Learning Objects in Global Leapfrog
Here is a thought prompted by the recent announcement that Cambridge University Press’s Global Grid for Learning has partnered with the Obeikan Research and Development group and both Arizona State and Dublin City universities to develop object-based personalized learning in the Arab world. Perhaps it is easier to go quicker in learning innovation if you carry less legacy baggage, and don’t have to untrain teachers before you retrain them. All over the so-called developed world, learner-centred education is stuck up to its axels in the mire of inherited teaching practices , and more often than not standards-based and accountability-focussed regulation (No Child Left Behind) simply re-inforces failed orthodoxies that frustrate experimentation . Thinking that begins with the learner’s perception is rare, and publisher-inspired innovation even rarer in K-12: publishers lament the fact that they cannot go faster than teachers, and claim that all teachers will take is coursework lightly dusted with technology, textbooks replicated for the electronic whiteboard, and no interaction with the mobile world in which students are increasingly located. In other words, blended learning rules OK because it makes teachers feel safe and makes few demands of average learners.

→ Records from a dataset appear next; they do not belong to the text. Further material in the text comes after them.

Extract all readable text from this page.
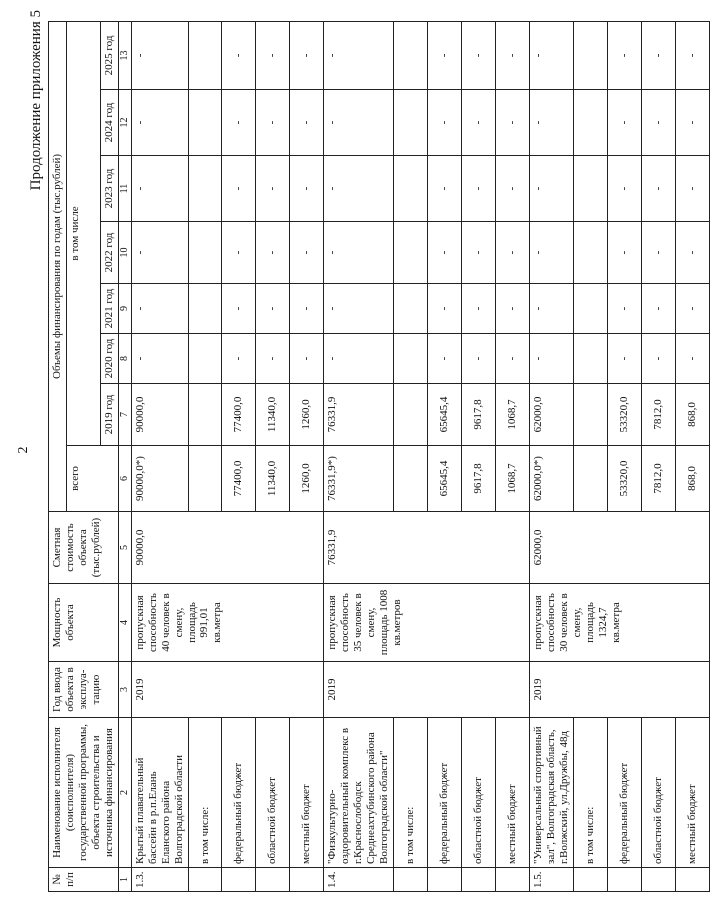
2
Продолжение приложения 5
№ п/п	Наименование исполнителя (соисполнителя) государственной программы, объекта строительства и источника финансирования	Год ввода объекта в эксплуа-тацию	Мощность объекта	Сметная стоимость объекта (тыс.рублей)	Объемы финансирования по годам (тыс.рублей)							
					всего	в том числе						
						2019 год	2020 год	2021 год	2022 год	2023 год	2024 год	2025 год
1	2	3	4	5	6	7	8	9	10	11	12	13
1.3.	Крытый плавательный бассейн в р.п.Елань Еланского района Волгоградской области	2019	пропускная способность 40 человек в смену, площадь 991,01 кв.метра	90000,0	90000,0*)	90000,0	-	-	-	-	-	-
	в том числе:											
	федеральный бюджет				77400,0	77400,0	-	-	-	-	-	-
	областной бюджет				11340,0	11340,0	-	-	-	-	-	-
	местный бюджет				1260,0	1260,0	-	-	-	-	-	-
1.4.	"Физкультурно-оздоровительный комплекс в г.Краснослободск Среднеахтубинского района Волгоградской области"	2019	пропускная способность 35 человек в смену, площадь 1008 кв.метров	76331,9	76331,9*)	76331,9	-	-	-	-	-	-
	в том числе:											
	федеральный бюджет				65645,4	65645,4	-	-	-	-	-	-
	областной бюджет				9617,8	9617,8	-	-	-	-	-	-
	местный бюджет				1068,7	1068,7	-	-	-	-	-	-
1.5.	"Универсальный спортивный зал", Волгоградская область, г.Волжский, ул.Дружбы, 48д	2019	пропускная способность 30 человек в смену, площадь 1324,7 кв.метра	62000,0	62000,0*)	62000,0	-	-	-	-	-	-
	в том числе:											
	федеральный бюджет				53320,0	53320,0	-	-	-	-	-	-
	областной бюджет				7812,0	7812,0	-	-	-	-	-	-
	местный бюджет				868,0	868,0	-	-	-	-	-	-
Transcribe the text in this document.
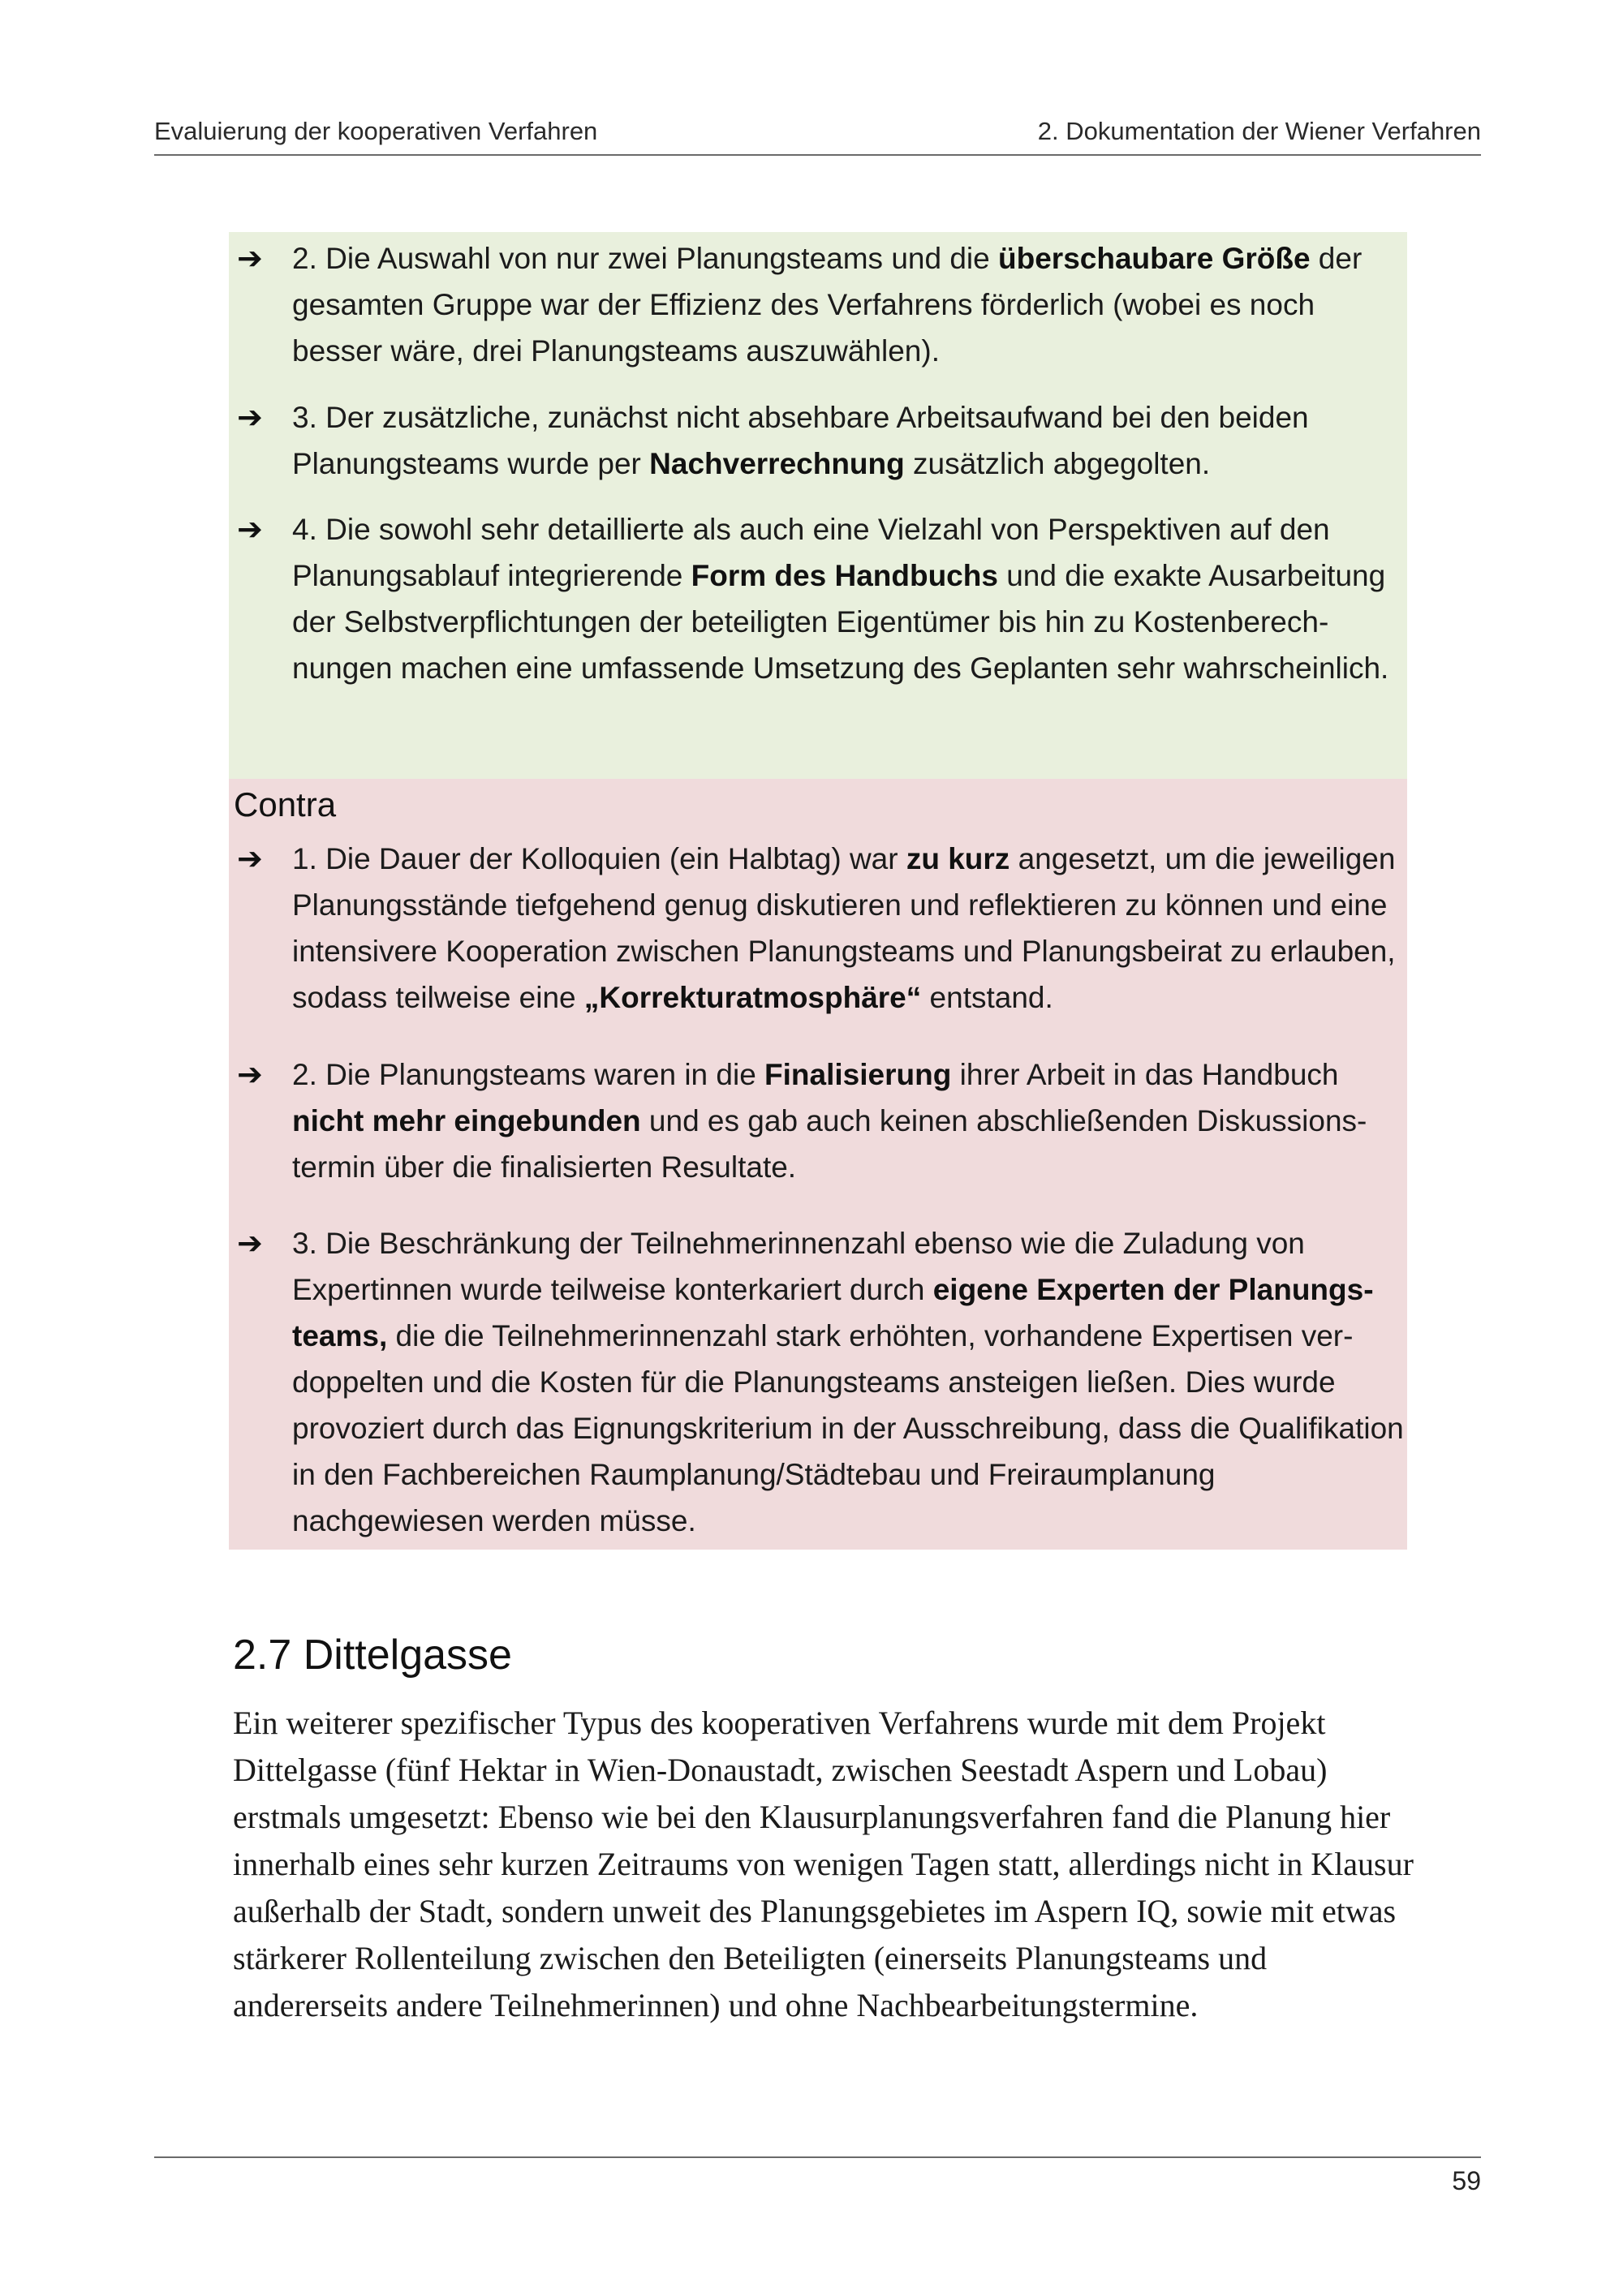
Evaluierung der kooperativen Verfahren	2. Dokumentation der Wiener Verfahren
➔ 2. Die Auswahl von nur zwei Planungsteams und die überschaubare Größe der gesamten Gruppe war der Effizienz des Verfahrens förderlich (wobei es noch besser wäre, drei Planungsteams auszuwählen).
➔ 3. Der zusätzliche, zunächst nicht absehbare Arbeitsaufwand bei den beiden Planungsteams wurde per Nachverrechnung zusätzlich abgegolten.
➔ 4. Die sowohl sehr detaillierte als auch eine Vielzahl von Perspektiven auf den Planungsablauf integrierende Form des Handbuchs und die exakte Ausarbeitung der Selbstverpflichtungen der beteiligten Eigentümer bis hin zu Kostenberechnungen machen eine umfassende Umsetzung des Geplanten sehr wahrscheinlich.
Contra
➔ 1. Die Dauer der Kolloquien (ein Halbtag) war zu kurz angesetzt, um die jeweiligen Planungsstände tiefgehend genug diskutieren und reflektieren zu können und eine intensivere Kooperation zwischen Planungsteams und Planungsbeirat zu erlauben, sodass teilweise eine „Korrekturatmosphäre“ entstand.
➔ 2. Die Planungsteams waren in die Finalisierung ihrer Arbeit in das Handbuch nicht mehr eingebunden und es gab auch keinen abschließenden Diskussionstermin über die finalisierten Resultate.
➔ 3. Die Beschränkung der Teilnehmerinnenzahl ebenso wie die Zuladung von Expertinnen wurde teilweise konterkariert durch eigene Experten der Planungsteams, die die Teilnehmerinnenzahl stark erhöhten, vorhandene Expertisen verdoppelten und die Kosten für die Planungsteams ansteigen ließen. Dies wurde provoziert durch das Eignungskriterium in der Ausschreibung, dass die Qualifikation in den Fachbereichen Raumplanung/Städtebau und Freiraumplanung nachgewiesen werden müsse.
2.7 Dittelgasse
Ein weiterer spezifischer Typus des kooperativen Verfahrens wurde mit dem Projekt Dittelgasse (fünf Hektar in Wien-Donaustadt, zwischen Seestadt Aspern und Lobau) erstmals umgesetzt: Ebenso wie bei den Klausurplanungsverfahren fand die Planung hier innerhalb eines sehr kurzen Zeitraums von wenigen Tagen statt, allerdings nicht in Klausur außerhalb der Stadt, sondern unweit des Planungsgebietes im Aspern IQ, sowie mit etwas stärkerer Rollenteilung zwischen den Beteiligten (einerseits Planungsteams und andererseits andere Teilnehmerinnen) und ohne Nachbearbeitungstermine.
59
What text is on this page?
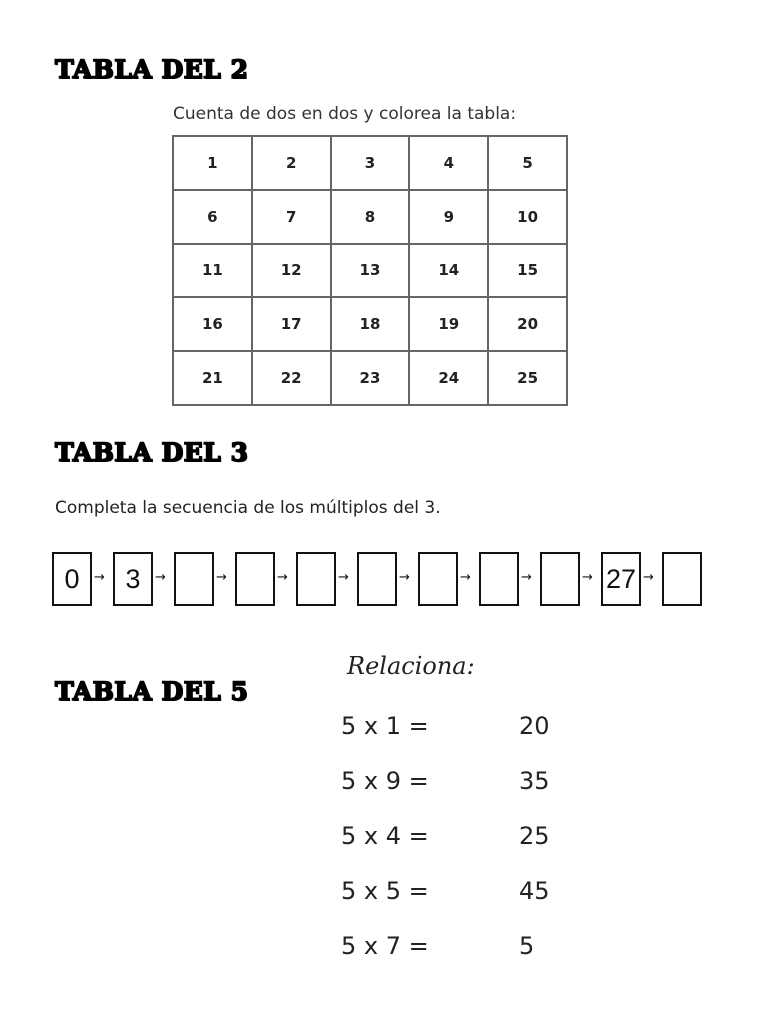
TABLA DEL 2

Cuenta de dos en dos y colorea la tabla:

1	2	3	4	5
6	7	8	9	10
11	12	13	14	15
16	17	18	19	20
21	22	23	24	25
TABLA DEL 3

Completa la secuencia de los múltiplos del 3.

0	→ 3	→	→	→	→	→	→	→	→ 27 →
TABLA DEL 5

Relaciona:

5 x 1 =	20
5 x 9 =	35
5 x 4 =	25
5 x 5 =	45
5 x 7 =	5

So at least two cheers for Cambridge University Press, for bringing its Global Grid for Learning initiative into the Obeikan context. The Global Grid contains a huge range of searchable, databased learning objects from sources like Reuters, Corbis and Encyclopaedia Britannica – and many others. The project is run by Dublin City and sponsored by, amongst many others, Intel and Microsoft. The idea is that teachers planning lessons, and learners discovering progressive pathways between resources, can use this material, download it under subscription licence to their virtual learning environments, and develop learning journeys that make sense at the level of an individual. Obeikan, which in a few short years has become an important force in Arab world education, will translate, localize, and market in the region. All of this adds hugely to Obeikan’s strong regional positioning – from this will emerge an Arab Grid for Learning which could well become a leadership project for change in learning practises. Add to this mix the Applied Learning Technologies Institute at Arizona State, and the potential for a tool-based portal with real impact becomes clear.
But, of course, the world is one, and players like Cambridge, arguably the world’s oldest educational publisher and working in 200 counties, and Obeikan, who besides seeking Arab world dominance is a major partner and important shareholder in HM Riverdeep, see the global nature of things. But they also see that the pace of change in global learning is no longer set in the northern hemisphere alone. Once innovation in K-12 individualized learning gets into Asia-Pacific as well, blended learning will start to look like pre-Sputnik science and math in the US.